BEIJING, China — Chinese technicians were making final preparations Monday for a mission to bring back material from the moon's surface for the first time in more than four decades — an undertaking that could boost human understanding of the moon and of the solar system more generally.
Chang’e 5 — named for the Chinese moon goddess — is the country's most ambitious lunar mission yet. If successful, it would be a major advance for China's space program, and some experts say it could pave the way for bringing samples back from Mars or even a crewed lunar mission.
The China National Space Administration said in a statement that the Long March-5Y rocket began fueling up on Monday evening, ahead of a launch scheduled for between 4 a.m. and 5 a.m. Tuesday (2000 and 2100 GMT Monday, 3 p.m. and 4 p.m.
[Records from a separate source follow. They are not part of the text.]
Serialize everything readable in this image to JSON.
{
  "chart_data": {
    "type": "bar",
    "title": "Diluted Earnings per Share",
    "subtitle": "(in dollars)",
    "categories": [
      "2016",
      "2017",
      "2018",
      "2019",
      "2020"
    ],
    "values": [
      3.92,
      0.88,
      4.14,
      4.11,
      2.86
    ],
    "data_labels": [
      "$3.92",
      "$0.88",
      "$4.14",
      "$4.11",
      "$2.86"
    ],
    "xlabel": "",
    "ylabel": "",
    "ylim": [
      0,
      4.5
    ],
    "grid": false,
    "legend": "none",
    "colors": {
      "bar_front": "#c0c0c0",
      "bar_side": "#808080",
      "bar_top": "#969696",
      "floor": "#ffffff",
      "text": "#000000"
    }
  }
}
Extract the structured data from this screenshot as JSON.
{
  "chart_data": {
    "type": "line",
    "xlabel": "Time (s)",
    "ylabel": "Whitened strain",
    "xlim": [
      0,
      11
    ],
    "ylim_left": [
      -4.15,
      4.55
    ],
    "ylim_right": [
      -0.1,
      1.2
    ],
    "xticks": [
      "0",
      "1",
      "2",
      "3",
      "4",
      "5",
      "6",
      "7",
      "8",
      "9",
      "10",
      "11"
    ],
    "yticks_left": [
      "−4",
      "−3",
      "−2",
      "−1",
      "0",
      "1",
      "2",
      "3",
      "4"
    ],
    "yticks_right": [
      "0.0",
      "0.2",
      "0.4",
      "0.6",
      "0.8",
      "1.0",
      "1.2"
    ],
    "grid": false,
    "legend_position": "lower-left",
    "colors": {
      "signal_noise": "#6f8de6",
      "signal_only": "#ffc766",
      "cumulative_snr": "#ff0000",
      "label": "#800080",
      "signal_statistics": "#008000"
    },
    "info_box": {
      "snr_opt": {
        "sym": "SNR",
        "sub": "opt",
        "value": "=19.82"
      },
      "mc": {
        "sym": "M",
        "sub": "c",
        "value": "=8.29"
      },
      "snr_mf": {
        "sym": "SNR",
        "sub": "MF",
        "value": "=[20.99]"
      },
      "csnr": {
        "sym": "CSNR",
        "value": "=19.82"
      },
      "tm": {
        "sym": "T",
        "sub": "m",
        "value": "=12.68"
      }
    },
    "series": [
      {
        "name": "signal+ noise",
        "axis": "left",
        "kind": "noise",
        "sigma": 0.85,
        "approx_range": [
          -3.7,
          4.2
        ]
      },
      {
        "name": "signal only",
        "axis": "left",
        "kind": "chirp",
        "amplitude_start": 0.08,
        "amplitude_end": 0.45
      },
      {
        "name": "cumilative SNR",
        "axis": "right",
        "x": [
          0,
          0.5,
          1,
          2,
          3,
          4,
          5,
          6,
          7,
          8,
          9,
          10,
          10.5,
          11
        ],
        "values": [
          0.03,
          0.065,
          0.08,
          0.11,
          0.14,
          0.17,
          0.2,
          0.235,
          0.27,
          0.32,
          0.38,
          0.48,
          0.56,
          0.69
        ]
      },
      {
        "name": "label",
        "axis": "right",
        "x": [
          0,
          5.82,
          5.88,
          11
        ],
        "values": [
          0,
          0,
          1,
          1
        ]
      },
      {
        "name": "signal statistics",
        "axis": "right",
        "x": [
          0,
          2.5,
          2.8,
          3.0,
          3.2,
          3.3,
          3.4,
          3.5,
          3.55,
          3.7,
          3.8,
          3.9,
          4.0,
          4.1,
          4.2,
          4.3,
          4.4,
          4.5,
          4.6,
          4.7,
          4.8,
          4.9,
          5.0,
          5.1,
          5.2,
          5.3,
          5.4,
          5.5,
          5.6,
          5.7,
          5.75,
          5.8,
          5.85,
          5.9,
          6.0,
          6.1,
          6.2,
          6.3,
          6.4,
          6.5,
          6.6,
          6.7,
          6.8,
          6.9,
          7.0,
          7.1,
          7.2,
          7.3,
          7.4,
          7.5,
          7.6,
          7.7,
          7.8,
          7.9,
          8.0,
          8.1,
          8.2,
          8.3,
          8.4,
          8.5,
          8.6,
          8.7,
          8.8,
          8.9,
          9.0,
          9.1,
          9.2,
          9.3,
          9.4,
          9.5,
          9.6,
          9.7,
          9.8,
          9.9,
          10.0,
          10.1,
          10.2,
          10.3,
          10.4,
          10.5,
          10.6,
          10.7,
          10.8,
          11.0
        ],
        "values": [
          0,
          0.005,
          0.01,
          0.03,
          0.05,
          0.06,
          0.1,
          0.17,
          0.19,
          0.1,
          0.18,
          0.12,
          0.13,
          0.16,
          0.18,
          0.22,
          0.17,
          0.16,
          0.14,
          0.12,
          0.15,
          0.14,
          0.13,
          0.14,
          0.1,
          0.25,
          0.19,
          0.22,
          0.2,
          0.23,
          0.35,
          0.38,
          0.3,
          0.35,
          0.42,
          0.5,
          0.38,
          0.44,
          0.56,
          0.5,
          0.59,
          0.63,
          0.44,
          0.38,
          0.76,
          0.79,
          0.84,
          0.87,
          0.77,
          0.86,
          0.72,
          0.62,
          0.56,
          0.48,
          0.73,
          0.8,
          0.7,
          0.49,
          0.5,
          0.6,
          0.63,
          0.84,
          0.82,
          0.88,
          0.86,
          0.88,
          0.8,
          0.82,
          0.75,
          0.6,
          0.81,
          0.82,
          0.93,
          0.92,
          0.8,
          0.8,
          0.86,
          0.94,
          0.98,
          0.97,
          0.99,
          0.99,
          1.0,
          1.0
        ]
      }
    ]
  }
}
EST Monday) at the Wenchang launch center on the southern island province of Hainan.
The typically secretive administration had previously only confirmed the launch would be in late November. Spacecraft typically take three days to reach the moon.
The mission's key task is to drill 2 meters (almost 7 feet) beneath the moon's surface and scoop up about 2 kilograms (4.4 pounds) of rocks and other debris to be brought back to Earth, according to NASA. That would offer the first opportunity to scientists to study newly obtained lunar material since the American and Russian missions of the 1960s and 1970s.
The Chang’e 5 lander’s time on the moon is scheduled to be short and sweet. It can only stay one lunar daytime, or about 14 Earth days, because it lacks the radioisotope heating units to withstand the moon’s freezing nights.
The lander will dig for materials with its drill and robotic arm and transfer them to what's called an ascender, which will lift off from the moon and dock with the “service capsule.” The materials will then be moved to the return capsule for the trip home to Earth.
The technical complexity of Chang’e 5, with its four modules, makes it “remarkable in many ways,” said Joan Johnson-Freese, a space expert at the U.S. Naval War College.
“China is showing itself capable of developing and successfully carrying out sustained high-tech programs, important for regional influence and potentially global partnerships,” she said.
In particular, the ability to collect samples from space is growing in value, said Jonathan McDowell, an astronomer at the Harvard-Smithsonian Center for Astrophysics. Other countries planning to retrieve material from asteroids or even Mars may look to China's experience, he said.
While the mission is “indeed challenging,” McDowell said China has already landed twice on the moon with its Chang’e 3 and Chang’e 4 missions, and showed with a 2014 Chang’e 5 test mission that it can navigate back to Earth, reenter and land a capsule. All that’s left is to show it can collect samples and take off again from the moon.
“As a result of this, I’m pretty optimistic that China can pull this off,” he said.
The mission is among China’s boldest since it first put a man in space in 2003, becoming only the third nation to do so after the U.S. and Russia.
While many of China's crewed spaceflight achievements, including building an experimental space station and conducting a space walk, reproduce those of other countries from years past, the CNSA is now moving into new territory.
Chang’e 4 — which was the first soft landing on the moon’s relatively unexplored far side almost two years ago — is currently collecting full measurements of radiation exposure from the lunar surface, information vital for any country that plans to send astronauts to the moon.
China in July became one of three countries to have launched a mission to Mars, in China's case an orbiter and a rover that will search for signs of water on the red planet. The CNSA says the spacecraft Tianwen 1 is on course to arrive at Mars around February.
China has increasingly engaged with foreign countries on missions, and the European Space Agency will be providing important ground station information for Chang'e 5.
U.S. law however still prevents most collaborations with NASA, excluding China from partnering with the International Space Station. That has prompted China to start work on its own space station and launch its own programs that have put it in a steady competition with Japan and India, among Asian nations seeking to notch new achievements in space.
China's space program has progressed cautiously, with relatively few setbacks in recent years. The rocket being used for the current launch failed on a previous launch attempt, but has since performed without a glitch, including launching Chang'e 4.
“China works very incrementally, developing building blocks for long-term use for a variety of missions," Freese-Johnson said. China's one-party authoritarian system also allows for “prolonged political will that is often difficult in democracies," she said.
While the U.S. has followed China's successes closely, it's unlikely to cooperate with China in space amid political suspicions, a sharpening military rivalry and accusations of Chinese theft of technology, experts say.
“A change in U.S. policy regarding space cooperation is unlikely to get much government attention in the near future," Johnson-Freese said.